Jane (Kristin Scott Thomas) organiza una velada para comunicar a su entorno más cercano que ha sido elegida ministra de Sanidad del Gobierno británico. Contra todo pronóstico, su marido Bill, que siempre la había apoyado en su carrera política, permanece impávido e inexpresivo sentado en la butaca del salón. El comportamiento anómalo de Bill es sólo un vaticinio de lo que va a acontecer, pues los invitados llegarán paulatinamente y traerán consigo sus propias taras y problemas personales. El éxito de Janet se verá mitigado y finalmente arrojado a un segundo plano a consecuencia de los secretos que se irán revelando a lo largo de la película.

Durante la fiesta, todos los personajes se despojan de su presunta inocencia en una suerte de baile de máscaras donde Potter no deja títere con cabeza. A través de la voz de los protagonistas, la directora arremete contra todo el sistema global. Desde el capitalismo, el feminismo, la religión, el sistema sanitario, el Brexit, hasta inclusive la maternidad, Sally Potter retrata bastante bien la sociedad de la posverdad, y la deriva de la socialdemocracia británica en esta tragicomedia del siglo XXI.

La parodia reside en que, precisamente sus protagonistas (que aparentemente pertenecen a una izquierda indefinida) gozan de los privilegios del elevado entramado social al que pertenecen, y por tanto, cada tema que abordan irradia hipocresía.
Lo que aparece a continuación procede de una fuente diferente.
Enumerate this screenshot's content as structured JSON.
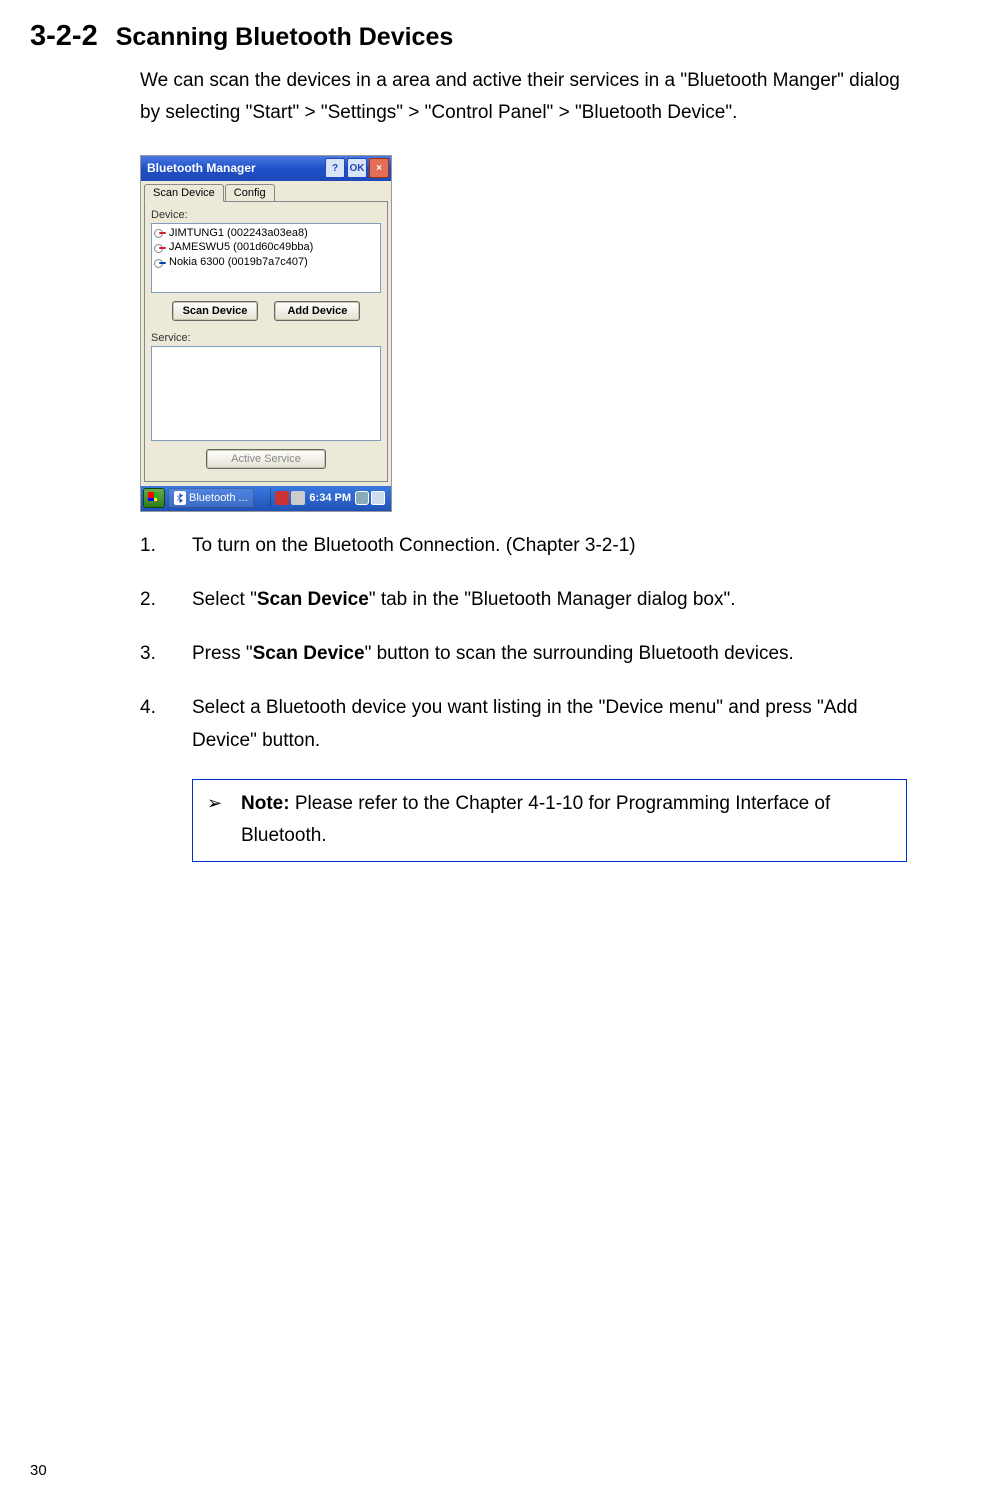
{
  "section": {
    "number": "3-2-2",
    "title": "Scanning Bluetooth Devices"
  },
  "intro": "We can scan the devices in a area and active their services in a \"Bluetooth Manger\" dialog by selecting \"Start\" > \"Settings\" > \"Control Panel\" > \"Bluetooth Device\".",
  "screenshot": {
    "title": "Bluetooth Manager",
    "titlebar": {
      "help": "?",
      "ok": "OK",
      "close": "×"
    },
    "tabs": {
      "scan": "Scan Device",
      "config": "Config"
    },
    "labels": {
      "device": "Device:",
      "service": "Service:"
    },
    "devices": [
      "JIMTUNG1 (002243a03ea8)",
      "JAMESWU5 (001d60c49bba)",
      "Nokia 6300 (0019b7a7c407)"
    ],
    "buttons": {
      "scan": "Scan Device",
      "add": "Add Device",
      "active": "Active Service"
    },
    "taskbar": {
      "item": "Bluetooth ...",
      "time": "6:34 PM"
    }
  },
  "steps": [
    {
      "num": "1.",
      "pre": "To turn on the Bluetooth Connection. (Chapter 3-2-1)"
    },
    {
      "num": "2.",
      "pre": "Select \"",
      "bold": "Scan Device",
      "post": "\" tab in the \"Bluetooth Manager dialog box\"."
    },
    {
      "num": "3.",
      "pre": "Press \"",
      "bold": "Scan Device",
      "post": "\" button to scan the surrounding Bluetooth devices."
    },
    {
      "num": "4.",
      "pre": "Select a Bluetooth device you want listing in the \"Device menu\" and press \"Add Device\" button."
    }
  ],
  "note": {
    "arrow": "➢",
    "bold": "Note:",
    "text": " Please refer to the Chapter 4-1-10 for Programming Interface of Bluetooth."
  },
  "page": "30"
}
Potter dibuja el perfil de siete posibles antihéroes de la actualidad, la mayoría de ellos convertidos en auténticos narcisistas, cuyo rasgo común es la mentira.

Los personajes recuerdan en parte, a los contemporáneos pseudointelectuales que el Isaac de Woody Allen en Manhattan tanto detesta, y que perfectamente pueden trasladarse a la actualidad de la posverdad.
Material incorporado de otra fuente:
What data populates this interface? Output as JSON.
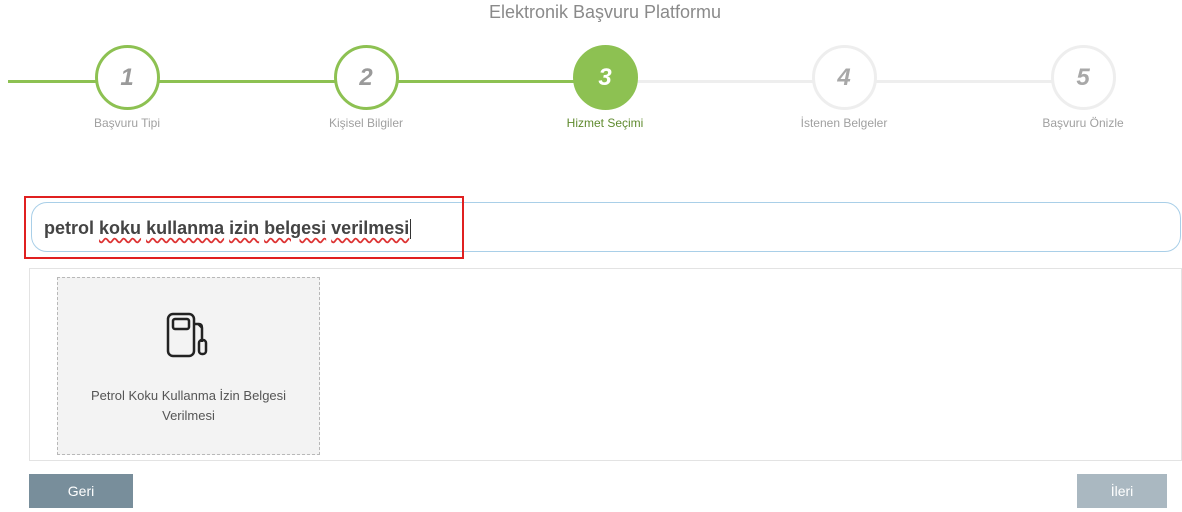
{
  "header": {
    "title": "Elektronik Başvuru Platformu"
  },
  "steps": [
    {
      "number": "1",
      "label": "Başvuru Tipi",
      "state": "completed"
    },
    {
      "number": "2",
      "label": "Kişisel Bilgiler",
      "state": "completed"
    },
    {
      "number": "3",
      "label": "Hizmet Seçimi",
      "state": "active"
    },
    {
      "number": "4",
      "label": "İstenen Belgeler",
      "state": "pending"
    },
    {
      "number": "5",
      "label": "Başvuru Önizle",
      "state": "pending"
    }
  ],
  "search": {
    "words": [
      "petrol",
      "koku",
      "kullanma",
      "izin",
      "belgesi",
      "verilmesi"
    ],
    "value": "petrol koku kullanma izin belgesi verilmesi"
  },
  "results": [
    {
      "icon": "fuel-pump-icon",
      "label": "Petrol Koku Kullanma İzin Belgesi Verilmesi"
    }
  ],
  "nav": {
    "back_label": "Geri",
    "next_label": "İleri"
  },
  "colors": {
    "accent": "#8dc152",
    "highlight": "#e02020",
    "back_button": "#788e9b",
    "next_button": "#aab8c1"
  }
}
La directora muestra cómo lo personal es indivisible de lo político, así como algunas de las contradicciones del feminismo (Expresadas especialmente en la pareja homosexual, interpretada por Emily Mortimer y Cherry Jones), sin embargo a veces parece que todo está planteado a medias y que nada termina de zanjarse. Aunque queda clara la crítica contra el establishment político, se centra más en las cuestiones amorosas de los protagonistas.
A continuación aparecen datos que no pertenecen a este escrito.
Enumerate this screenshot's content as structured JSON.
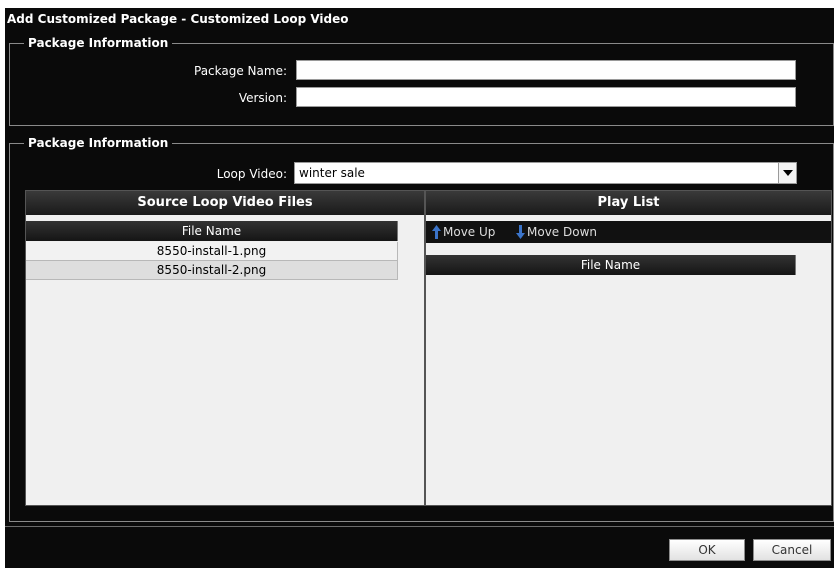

Lo mejor de la película son, sin duda, todas las interpretaciones en su conjunto. Timothy Spall, Cillian Murphy y Bruno Ganz conforman la tríada perfecta, interpretando de forma soberbia, no escatiman en ridiculizar sus roles y llevarlos al límite.

Lo que comienza como una fiesta (Potter arroja ironías desde la cabecera) termina convirtiéndose en un drama de apariencias, mentiras y celos. Una caricatura de la sociedad llevada a lo absurdo.